There are tons of eggnog recipes online that people have posted to make a "safe" eggnog recipe. You mention the words raw + egg and it seems that everyone runs screaming for the hills as if you mentioned the most unholy of holies. Raw eggs have been consumed forever in cooking and guess what, the majority of people turn out just fine. Vanilla egg creams are still one of my favorite old school diner drinks, eating raw chocolate chip cookie dough through childhood , and of course drinking eggnog. All done, still alive.
I've done it too, same as you, making the recipes that call for cooking the egg mixture because of paranoia of salmonella, which of course will kill the bacteria if it is present, but there are several other ways to severely reduce the risk of salmonella poisoning besides cooking the mixture down, which I will mention in a second.
The problem with cooking your eggs is that it makes your eggnog taste like utter garbage. That's a big problem. You just wasted gas, a dozen eggs, your precious time, and a dash of ego to create the worlds soupiest, saddest, most uneggnog like concoction ever. Adding extra heavy cream or whip cream to it will not save it, I tried that too. It will not hide the fact that it tastes terrible.
Now for those of you who want to make a traditionally rich, creamy and frothy delicious eggnog that your friends and family will rave about and beg you to make every year...read on!
1.) Buy only fresh, refrigerated eggs, grade A or AA.
2.) Use only eggs with non-cracked shells
3.) Avoid getting any contact between the yolks, eggwhites and the shell itself.
4.) If your eggs have chicken poop on them..mayday mayday..
5.) Use eggs that have been treated to destroy salmonella by pasteurization or other methods.
Feeling better? But still not sure if you want to take the risk? Here is another way to help reduce the risk of bacteria in both your 'nogg and you.
"Come They Told Me,..Rum RumRumRum Rummmmmmm"
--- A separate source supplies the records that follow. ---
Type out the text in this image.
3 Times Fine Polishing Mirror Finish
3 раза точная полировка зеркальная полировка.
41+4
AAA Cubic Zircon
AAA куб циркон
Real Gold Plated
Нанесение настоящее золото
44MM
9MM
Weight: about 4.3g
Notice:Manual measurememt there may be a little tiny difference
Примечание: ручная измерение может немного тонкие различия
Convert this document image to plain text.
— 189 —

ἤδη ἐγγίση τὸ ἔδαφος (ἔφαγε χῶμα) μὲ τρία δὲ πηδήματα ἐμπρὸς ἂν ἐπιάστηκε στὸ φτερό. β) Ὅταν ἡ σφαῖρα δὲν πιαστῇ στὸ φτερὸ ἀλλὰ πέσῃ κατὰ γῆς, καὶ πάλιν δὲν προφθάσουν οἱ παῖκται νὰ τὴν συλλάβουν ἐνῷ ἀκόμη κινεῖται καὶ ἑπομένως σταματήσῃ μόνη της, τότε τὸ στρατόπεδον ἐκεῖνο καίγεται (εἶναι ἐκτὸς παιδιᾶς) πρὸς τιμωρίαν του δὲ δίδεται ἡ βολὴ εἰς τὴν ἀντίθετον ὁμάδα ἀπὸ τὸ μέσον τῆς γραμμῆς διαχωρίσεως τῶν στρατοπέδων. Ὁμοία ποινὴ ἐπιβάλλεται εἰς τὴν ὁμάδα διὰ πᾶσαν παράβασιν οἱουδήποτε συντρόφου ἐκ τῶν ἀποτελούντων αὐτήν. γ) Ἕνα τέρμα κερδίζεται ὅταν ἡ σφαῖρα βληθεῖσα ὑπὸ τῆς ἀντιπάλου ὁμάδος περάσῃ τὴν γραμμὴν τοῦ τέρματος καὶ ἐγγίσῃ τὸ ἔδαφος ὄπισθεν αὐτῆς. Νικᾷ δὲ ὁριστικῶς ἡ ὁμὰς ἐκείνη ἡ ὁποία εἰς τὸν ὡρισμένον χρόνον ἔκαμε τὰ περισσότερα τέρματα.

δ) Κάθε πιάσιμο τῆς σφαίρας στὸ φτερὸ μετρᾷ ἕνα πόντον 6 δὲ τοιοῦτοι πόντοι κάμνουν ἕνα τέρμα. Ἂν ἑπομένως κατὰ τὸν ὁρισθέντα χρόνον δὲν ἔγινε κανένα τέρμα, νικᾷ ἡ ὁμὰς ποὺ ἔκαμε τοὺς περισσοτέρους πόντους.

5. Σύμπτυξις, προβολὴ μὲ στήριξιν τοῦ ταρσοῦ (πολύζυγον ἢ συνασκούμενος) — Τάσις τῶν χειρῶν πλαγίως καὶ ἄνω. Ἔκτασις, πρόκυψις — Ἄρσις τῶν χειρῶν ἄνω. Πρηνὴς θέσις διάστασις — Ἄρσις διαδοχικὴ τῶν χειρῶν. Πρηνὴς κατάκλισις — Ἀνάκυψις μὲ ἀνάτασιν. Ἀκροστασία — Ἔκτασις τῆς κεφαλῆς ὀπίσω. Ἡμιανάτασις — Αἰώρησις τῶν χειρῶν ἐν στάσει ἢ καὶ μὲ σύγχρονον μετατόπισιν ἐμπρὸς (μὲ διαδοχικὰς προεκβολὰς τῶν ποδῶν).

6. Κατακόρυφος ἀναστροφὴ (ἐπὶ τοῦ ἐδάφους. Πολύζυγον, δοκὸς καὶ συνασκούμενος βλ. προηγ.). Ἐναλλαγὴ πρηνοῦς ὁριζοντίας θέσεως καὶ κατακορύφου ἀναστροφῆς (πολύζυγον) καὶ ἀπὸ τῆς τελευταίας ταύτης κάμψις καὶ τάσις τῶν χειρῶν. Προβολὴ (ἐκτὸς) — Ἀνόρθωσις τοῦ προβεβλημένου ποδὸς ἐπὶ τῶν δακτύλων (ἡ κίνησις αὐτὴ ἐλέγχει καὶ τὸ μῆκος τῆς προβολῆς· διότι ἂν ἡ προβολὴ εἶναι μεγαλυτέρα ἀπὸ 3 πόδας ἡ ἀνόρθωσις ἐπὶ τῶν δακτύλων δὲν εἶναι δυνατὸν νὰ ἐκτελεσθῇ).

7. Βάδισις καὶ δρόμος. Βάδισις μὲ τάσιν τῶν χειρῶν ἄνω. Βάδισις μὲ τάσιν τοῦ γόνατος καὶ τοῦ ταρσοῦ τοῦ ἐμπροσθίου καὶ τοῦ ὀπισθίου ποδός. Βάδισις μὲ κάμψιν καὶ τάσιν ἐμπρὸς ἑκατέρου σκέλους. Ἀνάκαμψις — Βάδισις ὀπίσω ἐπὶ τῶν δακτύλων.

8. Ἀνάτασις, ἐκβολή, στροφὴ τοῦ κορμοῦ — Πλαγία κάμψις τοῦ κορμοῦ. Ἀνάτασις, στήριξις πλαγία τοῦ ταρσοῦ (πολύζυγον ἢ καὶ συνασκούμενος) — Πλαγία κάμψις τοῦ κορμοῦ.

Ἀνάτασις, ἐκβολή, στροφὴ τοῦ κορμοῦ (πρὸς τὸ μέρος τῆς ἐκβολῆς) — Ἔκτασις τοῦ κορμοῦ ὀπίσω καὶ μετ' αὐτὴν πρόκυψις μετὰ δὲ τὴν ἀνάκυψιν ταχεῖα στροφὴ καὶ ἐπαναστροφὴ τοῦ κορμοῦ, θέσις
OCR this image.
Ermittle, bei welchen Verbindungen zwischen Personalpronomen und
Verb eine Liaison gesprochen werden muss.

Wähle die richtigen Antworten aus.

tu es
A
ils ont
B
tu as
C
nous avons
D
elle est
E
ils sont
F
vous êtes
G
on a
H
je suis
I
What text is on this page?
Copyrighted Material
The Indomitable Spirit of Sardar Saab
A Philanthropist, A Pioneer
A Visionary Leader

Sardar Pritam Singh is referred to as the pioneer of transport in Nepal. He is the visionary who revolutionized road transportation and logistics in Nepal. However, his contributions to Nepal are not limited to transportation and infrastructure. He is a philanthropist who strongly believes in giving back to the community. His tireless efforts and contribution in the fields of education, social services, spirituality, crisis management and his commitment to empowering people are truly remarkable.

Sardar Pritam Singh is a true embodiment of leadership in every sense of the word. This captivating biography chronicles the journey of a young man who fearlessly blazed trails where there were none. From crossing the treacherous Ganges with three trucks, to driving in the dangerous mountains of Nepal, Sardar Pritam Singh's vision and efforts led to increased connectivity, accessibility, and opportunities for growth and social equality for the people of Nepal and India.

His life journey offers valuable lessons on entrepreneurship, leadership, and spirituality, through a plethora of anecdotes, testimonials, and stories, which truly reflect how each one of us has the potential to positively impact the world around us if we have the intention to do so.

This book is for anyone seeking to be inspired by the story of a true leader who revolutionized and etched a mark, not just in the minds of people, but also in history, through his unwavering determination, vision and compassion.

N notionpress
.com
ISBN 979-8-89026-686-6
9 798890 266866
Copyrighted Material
Besides it's necessity for flavoring, alcohol has been historically a tried and proven way of killing off bacteria in uncertain times. Back in the days of the black plague, many countries started brewing beer and whiskey and other alcoholic beverages in lieu of drinking their own water, because they were so worried about contamination. I'm not encouraging drinking to cure infectious diseases but I am suggesting that for those of you who are concerned of getting sick from drinking a raw egg beverage, a little splash of alcohol will go a long way to kill off any lingering beasties if they by some miracle happened to actually survive the pasteurization of the eggs and the industrial sized refrigerators in your supermarket.
The other benefit besides easing your egg paranoia is that it makes you feel warm and fuzzy inside without the need for a fireplace.
The Best Traditional Eggnog Recipe Ever
The key to this recipe is that the eggnog base portion of the recipe is aged for one week to make sure maximum flavor melding of the ingredients is achieved!
For the eggnog:
12 large eggs yolks (reserve the whites)
2 cups granulated sugar
1 liter bourbon
1 quart (4 cups) whole milk
1 cup heavy cream
3/4 cup Cognac or brandy
1/2 cup Barbancourt (Haitian)/Brugal (Dominican) dark rum
Pinch fine salt
12 reserved egg whites
1 1/2 cups cold heavy cream
Freshly grated nutmeg
For the eggnog:
Place the reserved egg whites in a very clean and airtight container and freeze until the eggnog is ready to serve. Combine the yolks and sugar in a large bowl and whisk until well blended and creamy. Add the the remaining ingredients and stir to combine. Transfer the mixture to a large glass jar (1 Gal.) and tightly seal. Place in the refrigerator for at least 1 week and as much as up to 3 weeks.
The night before you plan on serving, place the frozen egg whites in the refrigerator to thaw out gradually. When ready to serve, let the egg whites come to room temperature. Place the egg whites in the very clean bowl and use your power mixer to whisk. Whisk on high speed until stiff peaks form, about 2 to 3 minutes. Remove to a large bowl.
Place the cream in the mixer bowl (no need to wash it out) and whisk again on high speed until medium peaks form, about 1 to 2 minutes. Pour into bowl with eggwhites. Stir the eggnog base with a rubber spatula to re-combine, then add it to the cream and eggwhite bowl. Gently whisk the eggnog together until just combined but do not overwhisk or you’ll deflate the eggnog. Serve in cups over ice, or without, and garnished with some grated nutmeg.